IT and software projects regularly under-deliver because, despite best efforts, the nature of the change is often unexpected.
Consider this scenario:
- A business decides they need better insights into customer behaviour
- The current CRM is identified as the bottleneck for extracting reliable insights
- A decision is taken to implement a new CRM
- CRM is implemented at great cost without properly finding out the actual limitations of the existing system or addressing the fundamental requirements of the new system.
- The result is an expensive replacement which doesn’t do a fraction of what the previous system did and also can’t provide the value it was commissioned for.
Unexpected change is hard for anyone to cope with. Change, if planned, can be fine. But often the impact of a change is hard to communicate or predict if the development or implementation of a new system happens without the continuous involvement of the stakeholders.
But is that even possible? And if so, how?
Understating the Impact of System Change
Two fundamental truths must be acknowledged when it comes to system replacement:
Any system that has multiple touchpoints in your business will be hard and expensive to replace.
The replacement cost for your system increases exponentially with the age of the system that it’s replacing.
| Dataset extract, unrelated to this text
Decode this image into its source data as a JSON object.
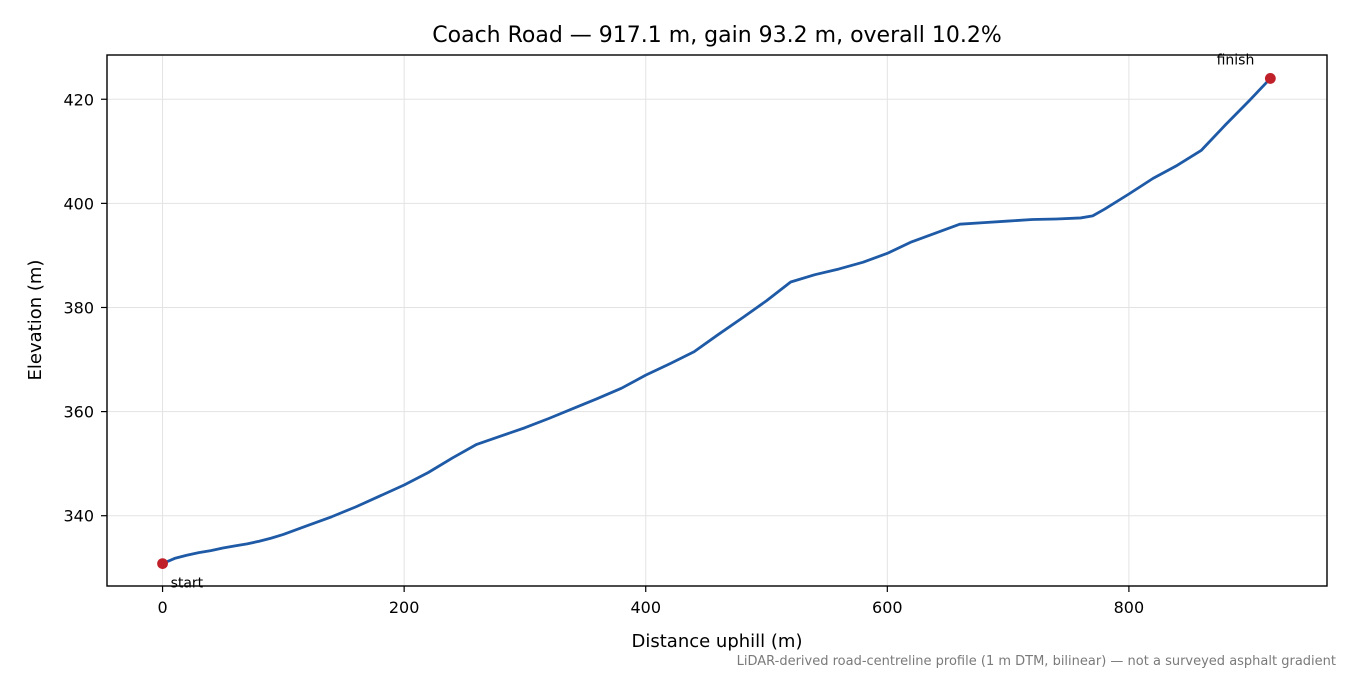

Acknowledging these facts upfront will save you time and money in the long term by allowing you to fully estimate scope, plan better and then manage the migration.
So assuming that you accept that change is going to be more expensive than pure development or implementation costs, what can you do to alleviate the pain of change?
- Be transparent about timelines, costs and expectations. Communication in all projects is key as is clear decision-making.
- Commit to your change project as an entire business. Don’t think that significant system change can be undertaken in the background while you continue business as usual.
- Ensure that change is aligned with all partners – internal and external in order for them to fully understand the potential impact on “business as usual”.
- Accordingly – make change happen quickly. Timebox your development and deployment work. The longer you spend implementing a system, the more painful and expensive it will be.
- Work together to focus your efforts on ensuring that the system is fully tested and ready to go live as soon as it’s available.
- Decommission the old system as soon as possible in line with your regulatory and fiduciary commitments. Ensure that everyone is using the new system and that your IT support partners are fully aligned with turning around fixes and patches (they are inevitable) and that you’re not relying on the old system for anything.
- Finally, show how your business has been improved through this IT change and ensure that you celebrate it as an entire business.
Why Move So Fast?
Most people doing a job, have not come to expect change. Their knowledge is the domain in which they work, their expertise. The have come to rely on a system that you may want to replace.
Therefore it’s easy to see how many people in your business can feel overwhelmed with IT change.
Many companies also fail to effectively predict the cost of the change, the actual effort required for the change from staff members and the residual impact it will have on working processes.
Therefore – acknowledge that it will be hard. The older the system that is being replaced – the harder it will be.
Run your IT change project quickly with the buy-in of your entire business and your stakeholders. Be transparent, keep everyone aligned and help everyone get your project over the line as quickly as possible.
Want to know more?
The Phoenix Project and Beyond
The Phoenix Project is an impressive book showing the impact of understanding and improving IT change and software delivery processes in the context of a fictional car parts manufacturer. It does this from the perspective of the IT leadership – and it aims to give insight and ideas for IT leaders to make IT change simpler and more effective.
However, as a non-IT leader of a business, a lot of the issues raised by the Phoenix Project don’t necessarily make immediate sense. The context helps but without recognising the impact of poor IT change on the whole business, you won’t be able to properly prepare to lead a fitter digital organisation.